Desencantada metáfora nacional

Drama tan fuerte como breve (77 minutos), «El armario» es casi una metáfora nacional, sobre un hombre sin familia ni recursos que, a las puertas de la vejez, se encierra a morir en un armario, en un descampado cerca de una fábrica abandonada. Una muchacha atenta, sin hogar, y unos lugareños inicialmente desconfiados, logran hacerlo cambiar un poco de parecer. De todos modos, el drama siempre acecha.

En principio esta historia de pocos personajes y escenarios decididamente despojados fue pensada como un corto de la producción de la FUC «Mala época», pero terminó recortándose sola, hasta convertirse en una obra independiente hasta de los independientes oficiales.

Eso obligó a su director Gustavo Corrado a estirarla de corto a casi largometraje, lo cual se nota, pero al mismo tiempo le permitió aplicar una estética específica, en claro blanco y negro, con cierto espacio para saludar discretamente al triste y melancólico «Dos hombres y un armario», de Roman Polanski (uno de los más hermosos poemas que alguien pueda ver, cuando quiera sentirse realmente bajoneado), y para rebatirlo en algún punto, porque también existen los días de sol y de comida compartida.

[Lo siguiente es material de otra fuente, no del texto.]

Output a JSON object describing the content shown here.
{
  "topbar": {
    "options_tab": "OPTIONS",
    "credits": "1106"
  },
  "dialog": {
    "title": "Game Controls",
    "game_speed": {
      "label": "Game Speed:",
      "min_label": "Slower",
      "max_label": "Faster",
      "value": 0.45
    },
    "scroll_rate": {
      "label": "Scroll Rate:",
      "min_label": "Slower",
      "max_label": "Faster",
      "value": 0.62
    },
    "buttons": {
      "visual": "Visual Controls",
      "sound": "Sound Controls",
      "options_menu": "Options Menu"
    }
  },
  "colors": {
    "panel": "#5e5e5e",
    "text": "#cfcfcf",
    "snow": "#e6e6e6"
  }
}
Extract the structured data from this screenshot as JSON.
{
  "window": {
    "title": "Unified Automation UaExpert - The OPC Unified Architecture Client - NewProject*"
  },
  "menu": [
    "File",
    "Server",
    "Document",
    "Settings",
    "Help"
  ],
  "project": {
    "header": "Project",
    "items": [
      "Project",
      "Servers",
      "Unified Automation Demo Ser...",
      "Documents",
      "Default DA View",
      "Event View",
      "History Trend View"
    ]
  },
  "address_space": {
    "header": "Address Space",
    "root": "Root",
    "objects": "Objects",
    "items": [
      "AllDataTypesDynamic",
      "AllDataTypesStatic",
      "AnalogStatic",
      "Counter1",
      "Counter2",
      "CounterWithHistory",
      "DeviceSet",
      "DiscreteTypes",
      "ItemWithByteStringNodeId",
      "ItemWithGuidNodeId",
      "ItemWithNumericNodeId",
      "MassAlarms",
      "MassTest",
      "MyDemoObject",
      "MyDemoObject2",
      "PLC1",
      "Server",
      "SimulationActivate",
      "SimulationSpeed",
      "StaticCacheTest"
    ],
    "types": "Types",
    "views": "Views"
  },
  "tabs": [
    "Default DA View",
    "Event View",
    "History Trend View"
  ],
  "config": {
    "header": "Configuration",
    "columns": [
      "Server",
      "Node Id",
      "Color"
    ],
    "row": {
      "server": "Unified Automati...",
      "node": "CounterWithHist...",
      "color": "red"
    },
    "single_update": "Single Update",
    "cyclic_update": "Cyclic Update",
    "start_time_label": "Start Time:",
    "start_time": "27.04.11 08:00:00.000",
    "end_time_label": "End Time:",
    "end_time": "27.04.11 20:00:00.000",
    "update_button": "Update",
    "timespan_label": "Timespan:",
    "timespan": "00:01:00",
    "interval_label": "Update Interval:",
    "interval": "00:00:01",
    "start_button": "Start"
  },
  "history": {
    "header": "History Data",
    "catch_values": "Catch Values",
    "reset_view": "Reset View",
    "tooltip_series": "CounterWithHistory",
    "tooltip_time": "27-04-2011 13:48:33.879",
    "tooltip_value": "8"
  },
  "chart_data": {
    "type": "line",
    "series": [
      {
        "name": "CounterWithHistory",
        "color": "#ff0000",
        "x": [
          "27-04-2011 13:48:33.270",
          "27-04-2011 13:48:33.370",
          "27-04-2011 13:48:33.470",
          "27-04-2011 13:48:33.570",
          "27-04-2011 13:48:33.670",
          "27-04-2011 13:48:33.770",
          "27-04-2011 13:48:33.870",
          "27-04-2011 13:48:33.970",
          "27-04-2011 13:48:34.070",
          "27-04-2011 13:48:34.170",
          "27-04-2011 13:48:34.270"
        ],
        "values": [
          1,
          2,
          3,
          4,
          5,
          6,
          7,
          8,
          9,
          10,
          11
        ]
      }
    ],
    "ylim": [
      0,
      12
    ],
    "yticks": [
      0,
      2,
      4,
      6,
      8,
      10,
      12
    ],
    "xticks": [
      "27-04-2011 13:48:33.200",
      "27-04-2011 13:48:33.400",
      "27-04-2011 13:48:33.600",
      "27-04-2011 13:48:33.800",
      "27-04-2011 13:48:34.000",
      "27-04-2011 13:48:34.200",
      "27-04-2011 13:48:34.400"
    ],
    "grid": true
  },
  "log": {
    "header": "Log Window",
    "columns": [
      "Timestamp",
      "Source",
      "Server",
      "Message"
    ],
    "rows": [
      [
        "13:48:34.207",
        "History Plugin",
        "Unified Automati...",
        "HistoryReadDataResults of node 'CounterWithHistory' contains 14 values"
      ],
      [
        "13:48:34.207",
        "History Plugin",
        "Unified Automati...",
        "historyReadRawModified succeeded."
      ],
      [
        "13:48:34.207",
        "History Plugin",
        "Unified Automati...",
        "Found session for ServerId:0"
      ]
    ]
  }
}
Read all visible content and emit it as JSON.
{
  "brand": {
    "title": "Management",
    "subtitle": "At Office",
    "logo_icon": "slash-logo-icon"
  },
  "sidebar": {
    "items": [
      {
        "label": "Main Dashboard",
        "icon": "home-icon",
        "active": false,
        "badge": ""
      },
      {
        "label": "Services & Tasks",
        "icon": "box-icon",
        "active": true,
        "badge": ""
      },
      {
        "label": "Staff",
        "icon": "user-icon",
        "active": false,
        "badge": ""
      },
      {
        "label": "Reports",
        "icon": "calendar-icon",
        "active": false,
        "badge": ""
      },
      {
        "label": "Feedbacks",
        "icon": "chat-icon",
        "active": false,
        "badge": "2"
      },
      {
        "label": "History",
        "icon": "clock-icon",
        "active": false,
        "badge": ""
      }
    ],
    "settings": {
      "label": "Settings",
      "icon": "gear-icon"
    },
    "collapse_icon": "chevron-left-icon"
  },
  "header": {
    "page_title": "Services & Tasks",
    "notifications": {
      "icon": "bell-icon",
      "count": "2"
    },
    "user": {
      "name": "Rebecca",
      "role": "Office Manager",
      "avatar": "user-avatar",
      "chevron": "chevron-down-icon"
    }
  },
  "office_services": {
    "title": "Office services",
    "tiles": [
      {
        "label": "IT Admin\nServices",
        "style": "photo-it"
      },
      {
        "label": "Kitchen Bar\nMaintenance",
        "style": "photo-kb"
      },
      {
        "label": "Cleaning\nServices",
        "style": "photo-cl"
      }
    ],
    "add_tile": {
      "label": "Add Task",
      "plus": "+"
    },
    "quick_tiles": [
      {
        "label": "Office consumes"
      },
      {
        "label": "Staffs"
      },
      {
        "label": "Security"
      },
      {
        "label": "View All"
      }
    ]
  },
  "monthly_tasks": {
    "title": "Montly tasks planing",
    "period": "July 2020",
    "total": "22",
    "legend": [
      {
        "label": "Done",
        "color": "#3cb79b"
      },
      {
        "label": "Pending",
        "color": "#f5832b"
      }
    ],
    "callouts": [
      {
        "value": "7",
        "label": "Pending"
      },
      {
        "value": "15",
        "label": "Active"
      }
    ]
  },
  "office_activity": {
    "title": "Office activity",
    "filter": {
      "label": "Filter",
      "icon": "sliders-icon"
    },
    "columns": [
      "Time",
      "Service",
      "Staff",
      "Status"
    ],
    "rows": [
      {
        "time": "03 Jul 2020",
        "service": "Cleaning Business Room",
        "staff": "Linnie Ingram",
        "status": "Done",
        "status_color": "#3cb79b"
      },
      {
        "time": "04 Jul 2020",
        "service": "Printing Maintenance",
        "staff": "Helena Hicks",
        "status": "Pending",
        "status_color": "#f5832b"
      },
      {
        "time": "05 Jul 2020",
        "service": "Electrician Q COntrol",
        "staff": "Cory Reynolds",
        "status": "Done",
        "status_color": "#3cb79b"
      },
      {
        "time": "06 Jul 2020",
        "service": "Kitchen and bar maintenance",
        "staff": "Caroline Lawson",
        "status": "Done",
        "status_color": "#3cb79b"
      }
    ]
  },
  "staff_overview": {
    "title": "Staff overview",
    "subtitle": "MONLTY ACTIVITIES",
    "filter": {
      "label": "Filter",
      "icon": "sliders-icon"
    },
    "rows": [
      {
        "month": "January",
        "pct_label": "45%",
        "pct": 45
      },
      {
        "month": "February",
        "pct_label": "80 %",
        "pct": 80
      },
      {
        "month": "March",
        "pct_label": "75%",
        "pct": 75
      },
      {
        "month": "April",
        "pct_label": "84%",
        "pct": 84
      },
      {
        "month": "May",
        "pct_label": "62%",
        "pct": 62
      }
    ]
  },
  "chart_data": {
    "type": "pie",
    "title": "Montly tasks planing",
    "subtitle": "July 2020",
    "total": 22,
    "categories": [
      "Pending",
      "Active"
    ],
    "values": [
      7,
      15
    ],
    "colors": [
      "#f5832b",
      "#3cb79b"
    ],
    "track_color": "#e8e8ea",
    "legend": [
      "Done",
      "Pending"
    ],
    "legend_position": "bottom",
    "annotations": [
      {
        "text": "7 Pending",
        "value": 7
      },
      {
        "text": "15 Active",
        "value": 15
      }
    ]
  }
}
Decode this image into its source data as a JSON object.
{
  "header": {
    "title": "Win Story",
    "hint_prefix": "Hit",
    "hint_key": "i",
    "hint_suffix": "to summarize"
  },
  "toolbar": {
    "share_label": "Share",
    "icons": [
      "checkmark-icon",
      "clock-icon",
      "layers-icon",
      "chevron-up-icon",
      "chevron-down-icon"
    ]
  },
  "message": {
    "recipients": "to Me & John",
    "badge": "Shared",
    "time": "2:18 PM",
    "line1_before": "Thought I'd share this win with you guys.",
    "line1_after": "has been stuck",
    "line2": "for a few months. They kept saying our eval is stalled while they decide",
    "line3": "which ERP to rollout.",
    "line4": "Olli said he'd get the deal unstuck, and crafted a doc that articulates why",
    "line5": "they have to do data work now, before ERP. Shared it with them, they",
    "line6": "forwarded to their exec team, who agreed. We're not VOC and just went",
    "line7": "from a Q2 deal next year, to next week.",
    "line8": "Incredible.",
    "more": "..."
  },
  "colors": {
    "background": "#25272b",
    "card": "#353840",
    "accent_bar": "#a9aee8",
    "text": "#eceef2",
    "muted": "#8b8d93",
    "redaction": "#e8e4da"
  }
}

También le permitió -un claro gusto del autor-aplicar debidamente una música recostada en los autores más clásicos. Se nota en Corrado un placer por el drama musical. Sin embargo, la situación ya era suficientemente fuerte y absurda (tan absurda que hasta podría ser cierta), de modo que prefirió evitar todo lo posible la tentación de los subrayados y los desbordes. Lo logró. Premio del público en Trieste y Cremona.